“I have got to say my prayers first,” said Evelyn, “and——” She paused and looked full at her maid. “I have got to say something else. If you talk like that I won’t love you any more. You are not to do it. I won’t have it.”
“Won’t she, then?” said Jasper. Her whole manner changed. “And have I hurt her—have I—the little dear? Come to me, my darling. Why, you are all trembling! Did you think I meant a word I said? Don’t you know that you are the jewel of my eyes and the core of my heart and all the rest? Did your mother leave you to me for nothing, and would I ever leave you, sweetest and best? And if it is squat you are, there is no one like you for determination and fire of spirit. Eh, now, come to my arms and I’ll rock the bitterness out of you, for it is puzzled you are, and fretted you are, and you shall not be—no, you shall not be either one or the other ever again while old Jasper lives.”
Evelyn’s eyes, which had flashed an almost ugly fire, now softened. She looked at Jasper as if she meant to resist her.

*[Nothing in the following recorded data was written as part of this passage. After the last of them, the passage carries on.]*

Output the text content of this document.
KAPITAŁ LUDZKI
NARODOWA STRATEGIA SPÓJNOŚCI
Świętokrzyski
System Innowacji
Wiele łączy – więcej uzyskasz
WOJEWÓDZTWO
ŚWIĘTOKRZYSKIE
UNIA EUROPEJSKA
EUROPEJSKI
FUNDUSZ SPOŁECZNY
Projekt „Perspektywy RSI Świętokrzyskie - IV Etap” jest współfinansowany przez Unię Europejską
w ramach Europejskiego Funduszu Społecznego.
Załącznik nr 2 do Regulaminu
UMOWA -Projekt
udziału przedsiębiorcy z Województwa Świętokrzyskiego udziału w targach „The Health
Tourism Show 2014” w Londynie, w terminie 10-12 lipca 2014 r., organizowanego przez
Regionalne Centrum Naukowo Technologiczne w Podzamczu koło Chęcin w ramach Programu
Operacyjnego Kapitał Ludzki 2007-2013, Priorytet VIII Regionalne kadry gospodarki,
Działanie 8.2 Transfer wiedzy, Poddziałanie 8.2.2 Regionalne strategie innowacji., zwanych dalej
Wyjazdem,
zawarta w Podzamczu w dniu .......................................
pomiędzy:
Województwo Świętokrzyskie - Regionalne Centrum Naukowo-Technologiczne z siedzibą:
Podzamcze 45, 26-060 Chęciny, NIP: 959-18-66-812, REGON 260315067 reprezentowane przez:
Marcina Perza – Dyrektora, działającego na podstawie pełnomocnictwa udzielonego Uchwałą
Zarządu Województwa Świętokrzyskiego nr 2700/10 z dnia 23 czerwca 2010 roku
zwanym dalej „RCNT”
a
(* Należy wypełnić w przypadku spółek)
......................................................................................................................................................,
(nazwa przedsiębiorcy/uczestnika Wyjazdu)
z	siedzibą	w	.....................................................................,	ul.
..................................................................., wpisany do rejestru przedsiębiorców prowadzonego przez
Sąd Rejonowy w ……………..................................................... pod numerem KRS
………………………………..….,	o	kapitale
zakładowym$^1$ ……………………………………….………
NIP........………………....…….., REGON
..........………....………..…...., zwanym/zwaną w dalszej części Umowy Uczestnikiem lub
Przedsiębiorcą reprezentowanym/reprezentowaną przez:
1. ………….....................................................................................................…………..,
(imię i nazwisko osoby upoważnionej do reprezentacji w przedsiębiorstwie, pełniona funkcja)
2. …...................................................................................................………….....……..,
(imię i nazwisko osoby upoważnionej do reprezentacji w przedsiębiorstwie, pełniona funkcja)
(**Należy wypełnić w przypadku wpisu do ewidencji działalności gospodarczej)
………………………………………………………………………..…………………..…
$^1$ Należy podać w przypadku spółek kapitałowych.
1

Then she wavered, and came almost totteringly across the room, and the next moment the strange woman had clasped the girl to her embrace and was rocking her backwards and forwards, Evelyn’s head lying on her breast just as if she were a baby.

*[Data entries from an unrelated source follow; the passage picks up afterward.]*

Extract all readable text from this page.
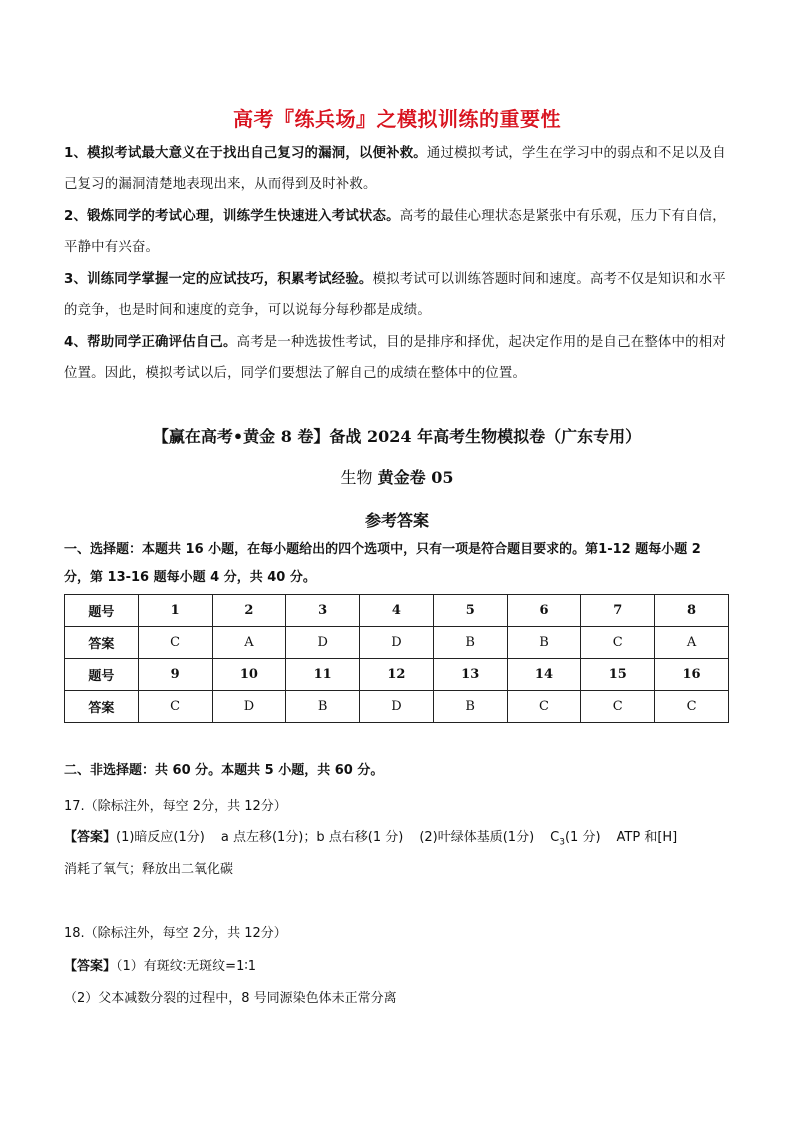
高考『练兵场』之模拟训练的重要性
1、模拟考试最大意义在于找出自己复习的漏洞，以便补救。通过模拟考试，学生在学习中的弱点和不足以及自己复习的漏洞清楚地表现出来，从而得到及时补救。
2、锻炼同学的考试心理，训练学生快速进入考试状态。高考的最佳心理状态是紧张中有乐观，压力下有自信，平静中有兴奋。
3、训练同学掌握一定的应试技巧，积累考试经验。模拟考试可以训练答题时间和速度。高考不仅是知识和水平的竞争，也是时间和速度的竞争，可以说每分每秒都是成绩。
4、帮助同学正确评估自己。高考是一种选拔性考试，目的是排序和择优，起决定作用的是自己在整体中的相对位置。因此，模拟考试以后，同学们要想法了解自己的成绩在整体中的位置。
【赢在高考•黄金 8 卷】备战 2024 年高考生物模拟卷（广东专用）
生物 黄金卷 05
参考答案
一、选择题：本题共 16 小题，在每小题给出的四个选项中，只有一项是符合题目要求的。第1-12 题每小题 2 分，第 13-16 题每小题 4 分，共 40 分。
题号	1	2	3	4	5	6	7	8
答案	C	A	D	D	B	B	C	A
题号	9	10	11	12	13	14	15	16
答案	C	D	B	D	B	C	C	C
二、非选择题：共 60 分。本题共 5 小题，共 60 分。
17.（除标注外，每空 2分，共 12分）
【答案】(1)暗反应(1分) a 点左移(1分)；b 点右移(1 分) (2)叶绿体基质(1分) $C_3(1$ 分) ATP 和[H]
消耗了氧气；释放出二氧化碳
18.（除标注外，每空 2分，共 12分）
【答案】（1）有斑纹∶无斑纹=1∶1
（2）父本减数分裂的过程中，8 号同源染色体未正常分离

“Now then, that’s better,” said Jasper. “I’ll undress you as though we were back again on the ranch, and when you are snug and safe in your little white bed we’ll have a bit of fun.”
“Fun!” said Evelyn. “What?”
“Don’t you know how you like a stolen supper? I have got chocolate here, and a little pot, and a jug of cream, and a saucepan, and I’ll make a rich cup for you and another for myself; and here’s a box of cakes, all sorts and very good. While you are sipping your chocolate I’ll take off Miss Audrey and Lady Frances for you. The door is locked; no one can see us. We’ll be as snug as snug can be, and we’ll have our fun just as if we were back at the ranch.”
Evelyn was now all laughter and high spirits. She had no idea of restraining herself. She called Jasper her honey and her honey-pot, and kissed the good woman several times. She superintended the making of the chocolate with eager words and many directions. Finally, a cup of the rich beverage was handed to her, and she sipped it, luxuriously curled up against her snowy pillows, and ate the sweet cakes, and watched Jasper with happy eyes.
“So it is Miss Audrey you’d like to take after?” said Jasper. “You think you are not a patch on her. To be sure not—wait and we’ll see.”
In an instant Jasper had transformed her features to a comical resemblance of Audrey’s. She spoke in mincing tones, with just sufficient likeness to Audrey to cause Evelyn to scream with mirth. She took light, quick steps across the room, and imitated Audrey’s very words. All of a sudden she changed her manner. She now resembled Miss Sinclair, putting on the slightly precise language of the governess, adjusting her shoulders and arranging her hands as she had seen Miss Sinclair do for a brief moment that evening. Her personation of Miss Sinclair was as good as her personation of Audrey, and Evelyn became so excited that she very nearly spilt her chocolate. But her crowning delight came when all of a sudden, without the slightest warning, Jasper became Lady Frances herself. She now sailed rather than walked across the apartment; her tones were stately and slow; her manner was the sort which might inspire awe; her very words were those of Lady Frances. But the delighted maid believed that she had a further triumph in store, for, with a quick change of mien, she now had the audacity to personate the Squire himself; but in one instant, like a flash, Evelyn was out of bed. She put down her chocolate-cup and rushed towards Jasper.
“The others as much as you like,” she said, “but not Uncle Ned. You dare not. You sha’n’t. I’ll turn you away if you do. I’ll hate you if you do. The others over and over again—they are lovely, splendid, grand—it puts heart in me to see you—but not Uncle Ned.”